İz bırakmadan nasıl kadın dövülür

Bir TV programı düşünün ki, bir din adamı kamera karşısına geçip kadınları dövmenin inceliklerini anlatıyor. Korkmayın bu program Türkiye’de değil, Bahreyn’de yayınlandı ve Abdullah Al Mahmud adlı din adamı aynen şu öğütleri verdi: "Koca, yola getirmek amacıyla karısını dövmek isterse bunu asla çocuklarının önünde yapmamalı. Bu ikisinin arasında kalmalı. Kadının vücudunda kanama ya da çürüğe neden olmamalı. Yüzünü ve diğer hassas organlarını sakınmalı. Herhangi bir kemik kırılmamalı, yüz bölgesine vurulmamalı. Herhangi bir dayak izi ve çürük kalmamalıdır." Gördüğünüz gibi verilen tüyolar vücutta iz bırakmama üzerine. Bu şok video görüntü için tıklayın: http://www2.gazetevatan.com/video/video.asp?vid=1794

Berlin Duvarı bir kere daha yıkıldı

Rusya’nın İspanya’yı 60-59 yenip Avrupa Basketbol Şampiyonu olduğu final maçı, uzun süre hafızalardan silinmeyecek kalitedeydi. Böylesine nefes kesen bir maçı en son yine İspanya’da düzenlenen 1986 Dünya Basketbol Şampiyonası’nda izlemiştim. SSCB, yarı finalde bitime bir dakika kala 12 sayı önde olan Yugoslavya’yı Sabonis’in üçlükleriyle yakalayıp uzatmada yenmişti.

Rusya’nın son şampiyonluğundaki en büyük pay ne gariptir ki, Amerikalı antrenörü David Blatt ve siyahi oyuncu J.R. Holden’a aitti. Sabonis, Marciulionis gibi birçok efsane yetiştiren, basketbolda ekol ülke Rusya’nın J.R. Holden’ın basketiyle şampiyon oldu.

Maçın bir diğer sürprizi ise Rus seyircilerin NBA tezahüratı olan "Defense, defense" diye bağırmalarıydı. Geçtiğimiz pazar Holden’ın son basketi ve "defense, defense" tezahüratlarıyla Berlin Duvarı bir kez daha yıkıldı.

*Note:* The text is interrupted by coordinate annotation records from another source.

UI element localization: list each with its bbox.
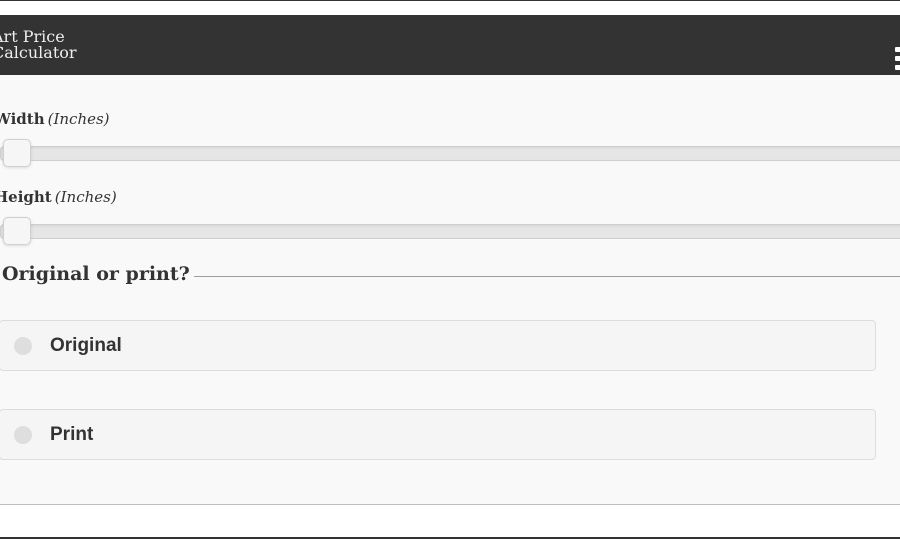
- hamburger-menu-icon[interactable]: [893, 47, 900, 73]
- type-legend: Original or print?: [0, 263, 194, 285]
- radio-option-print[interactable]: Print: [0, 409, 876, 460]
- width-label-text: Width: [0, 110, 45, 128]
- radio-label-print[interactable]: Print: [50, 424, 93, 446]
- radio-option-original[interactable]: Original: [0, 320, 876, 371]
- radio-label-original[interactable]: Original: [50, 335, 122, 357]
- height-slider-handle[interactable]: [3, 217, 31, 245]
- calculator-form: Width (Inches) Height (Inches) Original or…: [0, 75, 900, 505]
- width-slider-handle[interactable]: [3, 139, 31, 167]
- app-title-line-2: Calculator: [0, 43, 77, 62]
- height-slider-label: Height (Inches): [0, 188, 117, 206]
- app-header: Art Price Calculator: [0, 15, 900, 75]
- height-unit-text: (Inches): [54, 188, 117, 206]
- width-slider-label: Width (Inches): [0, 110, 110, 128]
- radio-button-icon[interactable]: [14, 337, 32, 355]
- height-label-text: Height: [0, 188, 52, 206]
- width-unit-text: (Inches): [47, 110, 110, 128]
- top-border: [0, 0, 900, 1]
- app-title: Art Price Calculator: [0, 29, 77, 61]
- width-slider-track[interactable]: [0, 146, 900, 161]
- radio-button-icon[interactable]: [14, 426, 32, 444]
- height-slider-track[interactable]: [0, 224, 900, 239]
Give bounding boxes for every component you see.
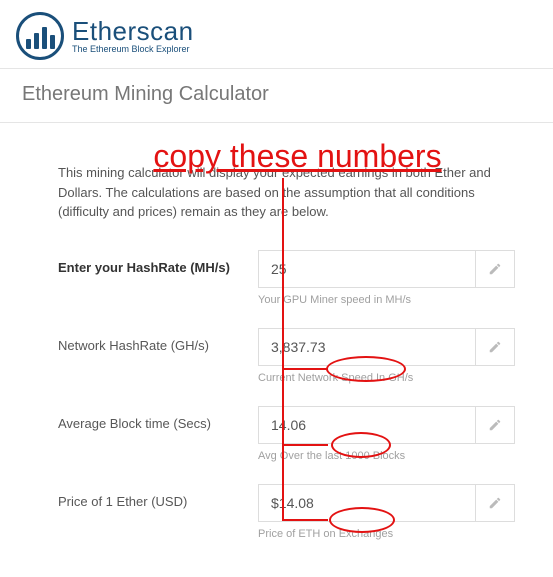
help-ether-price: Price of ETH on Exchanges (258, 528, 515, 540)
label-block-time: Average Block time (Secs) (58, 406, 258, 431)
form-row-network-hashrate: Network HashRate (GH/s) Current Network … (58, 328, 515, 384)
edit-button-ether-price[interactable] (475, 484, 515, 522)
brand-name: Etherscan (72, 17, 194, 46)
header: Etherscan The Ethereum Block Explorer (0, 0, 553, 68)
input-block-time[interactable] (258, 406, 475, 444)
brand-tagline: The Ethereum Block Explorer (72, 45, 194, 55)
edit-button-hashrate[interactable] (475, 250, 515, 288)
edit-button-network-hashrate[interactable] (475, 328, 515, 366)
help-hashrate: Your GPU Miner speed in MH/s (258, 294, 515, 306)
label-ether-price: Price of 1 Ether (USD) (58, 484, 258, 509)
edit-button-block-time[interactable] (475, 406, 515, 444)
form-row-block-time: Average Block time (Secs) Avg Over the l… (58, 406, 515, 462)
pencil-icon (488, 496, 502, 510)
help-block-time: Avg Over the last 1000 Blocks (258, 450, 515, 462)
label-hashrate: Enter your HashRate (MH/s) (58, 250, 258, 275)
help-network-hashrate: Current Network Speed In GH/s (258, 372, 515, 384)
page-title: Ethereum Mining Calculator (0, 69, 553, 123)
input-ether-price[interactable] (258, 484, 475, 522)
etherscan-logo-icon (16, 12, 64, 60)
calculator-body: This mining calculator will display your… (0, 123, 553, 572)
form-row-hashrate: Enter your HashRate (MH/s) Your GPU Mine… (58, 250, 515, 306)
form-row-ether-price: Price of 1 Ether (USD) Price of ETH on E… (58, 484, 515, 540)
intro-text: This mining calculator will display your… (58, 163, 515, 222)
pencil-icon (488, 340, 502, 354)
pencil-icon (488, 418, 502, 432)
input-hashrate[interactable] (258, 250, 475, 288)
label-network-hashrate: Network HashRate (GH/s) (58, 328, 258, 353)
brand-text: Etherscan The Ethereum Block Explorer (72, 17, 194, 55)
input-network-hashrate[interactable] (258, 328, 475, 366)
pencil-icon (488, 262, 502, 276)
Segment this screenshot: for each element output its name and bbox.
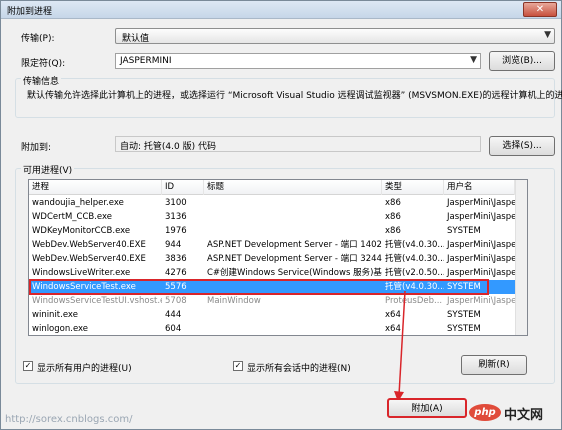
- transport-combo[interactable]: 默认值 ▼: [115, 28, 555, 44]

Kayra için asıl tehdit annesi

Amerika’daki bir sperm bankasından alınan spermle hamile kalan Leyla Bilginel, iki aylık oğlu Kayra’nın izinsiz olarak görüntülerinin yayınlanmaması ve oğlu için "banka bebeği, sperm bankasından alınan çocuk, Amerikalı bebek" denmemesi için mahkeme kararı aldırdı. Artık kimse Kayra için ’banka bebeği’ diyemeyecek. Kayra’nın ruhsal gelişimi adına alınmış doğru bir karar, buna kimsenin itirazı olacağını sanmıyorum. Ancak bu mahkeme kararıyla da sorunun çözüleceğine inanmıyorum. Kayra’nın ruhsal gelişiminin önündeki asıl sorun bizzat annesidir. Bilginel, madem oğlunu bu kadar çok düşünüyordu, niye sayısız röportaj vererek kendini deşifre etti ve çocuğunun fotoğrafları için 1 milyon dolar istedi? Bilginel’i artık herkes tanıyor. İleride Bilginel, Kayra’yı nasıl elinden tutup okula götürecek? Sayın Bilginel merak etmeyin, medya Kayra’yı unutmakta kararlı, yeter ki, siz gündeme gelmek istemeyin.